Constantin le Grand
Galère y disait qu’il ne pouvait reconnaître à Constantin le titre d’empereur. Que celui-ci revenait au césar Sévère qui avait assisté Constance Chlore et qui, d’ailleurs, avait déjà été sacré et reconnu empereur des provinces d’Occident dans sa capitale de Milan. Mais Galère, parce qu’il avait pour unique souci la paix dans l’Empire, désignait Constantin césar de l’empereur Sévère.
Ainsi, comme l’avait voulu Dioclétien le sage, quatre hommes continueraient de régner sur l’Empire. Lui-même, Galère, serait le premier des empereurs, gouvernant l’Orient, assisté du césar Maximin Daia, et Sévère serait en Occident le second auguste, avec Constantin pour césar.
Fallait-il que Constantin acceptât cette proposition ? Qu’il prît ainsi place parmi les persécuteurs ?
J’ai prié pour que Dieu apporte réponse à ces questions.
Mais je n’ai entendu que Son silence.
Les hommes doivent choisir seuls, errer dans le labyrinthe, et à chacun de leurs pas ils s’éloignent ou se rapprochent de l’issue selon qu’ils s’écartent de Dieu ou avancent vers Lui.

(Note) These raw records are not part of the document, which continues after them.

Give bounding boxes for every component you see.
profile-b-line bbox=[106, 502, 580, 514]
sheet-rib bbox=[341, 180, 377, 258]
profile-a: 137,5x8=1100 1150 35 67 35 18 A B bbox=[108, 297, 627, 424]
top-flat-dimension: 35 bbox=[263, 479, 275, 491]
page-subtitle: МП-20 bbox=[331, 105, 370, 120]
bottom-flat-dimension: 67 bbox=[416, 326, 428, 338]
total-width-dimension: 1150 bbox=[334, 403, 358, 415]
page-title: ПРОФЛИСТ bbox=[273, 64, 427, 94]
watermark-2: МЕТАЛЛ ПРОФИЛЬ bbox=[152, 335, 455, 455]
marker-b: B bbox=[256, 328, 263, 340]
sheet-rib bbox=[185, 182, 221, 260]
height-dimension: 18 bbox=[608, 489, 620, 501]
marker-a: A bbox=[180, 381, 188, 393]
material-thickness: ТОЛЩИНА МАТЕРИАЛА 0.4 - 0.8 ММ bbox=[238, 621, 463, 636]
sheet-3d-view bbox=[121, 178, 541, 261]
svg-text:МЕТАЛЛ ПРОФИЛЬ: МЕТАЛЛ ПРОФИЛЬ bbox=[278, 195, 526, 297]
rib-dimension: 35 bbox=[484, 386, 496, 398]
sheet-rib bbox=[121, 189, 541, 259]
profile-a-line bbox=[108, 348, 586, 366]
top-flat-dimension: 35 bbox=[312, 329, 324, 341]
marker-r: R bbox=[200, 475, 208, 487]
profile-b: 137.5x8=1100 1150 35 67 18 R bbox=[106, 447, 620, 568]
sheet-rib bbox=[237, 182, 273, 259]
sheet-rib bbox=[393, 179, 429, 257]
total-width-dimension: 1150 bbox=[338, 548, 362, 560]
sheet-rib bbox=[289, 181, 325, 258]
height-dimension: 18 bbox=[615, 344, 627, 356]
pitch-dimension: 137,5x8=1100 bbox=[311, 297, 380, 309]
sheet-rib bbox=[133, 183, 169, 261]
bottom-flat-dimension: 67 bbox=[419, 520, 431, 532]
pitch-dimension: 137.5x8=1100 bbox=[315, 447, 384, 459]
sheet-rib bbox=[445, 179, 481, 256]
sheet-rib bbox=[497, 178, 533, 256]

C’est la foi et la confiance en Christos qui sont leurs seuls guides.
— J’ai accepté ce que m’a proposé l’empereur Galère, m’a dit Constantin.
Son regard a glissé sur moi sans s’attarder. Je n’étais plus son unique compagnon, comme je l’avais été au palais impérial de Nicomédie, mais l’un quelconque de ses proches, et j’ai pensé que Dieu m’infligeait ainsi une leçon d’humilité.
J’avais cru Constantin éclairé par notre foi, je le découvrais écoutant, le visage rosi par le plaisir et l’orgueil, Hésios lui déclarer que, quel que fut le titre que Galère lui attribuait, il était Apollon, incarnation de Sol invictus , Constantin le Grand, et que les dieux de Rome l’avaient déjà distingué parmi tous les hommes qui aspiraient à gouverner l’empire du genre humain.
Je mesurais que, pour Constantin, ce qui importait, ce n’était point de prier et d’aimer le Dieu unique, le Tout-Puissant, notre Christos, mais de rassembler en une gerbe moissonnée pour lui toutes les divinités, toutes les religions, toutes les croyances.
Cependant, je ne m’éloignais plus mais restais parmi ses proches. Je marchais avec eux dans les rues de Trêves. J’écoutais Constantin donner des ordres d’une voix impérieuse et impériale – et qu’importait en effet qu’il ne fut que le césar de Galère – pour que sa capitale devînt une autre Rome.
Il voulait qu’on agrandisse l’amphithéâtre, qu’on construise des thermes plus vastes que ceux que l’empereur Caracalla avait fait aménager à Rome.
Il fallait aussi bâtir une curie pour les représentants et les légats, les tribuns, les magistrats des provinces qu’il gouvernait.
Il désirait que des temples fussent consacrés à toutes les divinités, et une basilique à Jupiter et à Sol invictus .
Hésios le félicitait : « Constantin le Grand, tu es le digne fils de Constance ! »
Mais où était l’Église chrétienne ? Et qu’était devenu le Constantin que j’avais cru en marche vers Christos ?
J’ai craint qu’il ne cherchât plus l’issue du labyrinthe tant je le découvrais heureux de s’y perdre.
Il avait changé. Plus distant, il regardait au loin son destin plutôt que de scruter les visages.
Il présidait les jeux, les parades avec une majesté hautaine, bras croisés, les yeux fixes, dédaigneux, ne s’animant qu’au moment où les soldats levaient leurs enseignes et leurs glaives pour acclamer celui qu’ils appelaient « Constantin le Grand » ou en qui ils célébraient le « Vainqueur perpétuel ».
Car il avait tenu à ceindre son front d’une couronne de césar victorieux.
Dès qu’il avait appris que les tribus franques avaient harcelé les garnisons des bords du Rhin, traversant le fleuve, guidées par des chefs cruels, Ascaric et Mérogaste, il avait quitté Trêves pour prendre la tête des légions.
Je l’avais suivi et j’avais vu comment un homme, lorsqu’il commande à des milliers d’autres d’affronter et de donner la mort, oublie qu’il n’est qu’un homme.
Il est devenu l’allié et le serviteur de la Mort.
Constantin chevauchait en avant des troupes, la poitrine enserrée dans une cuirasse d’or, comme s’il avait été sûr que la Mort ne frapperait pas celui qui la servait.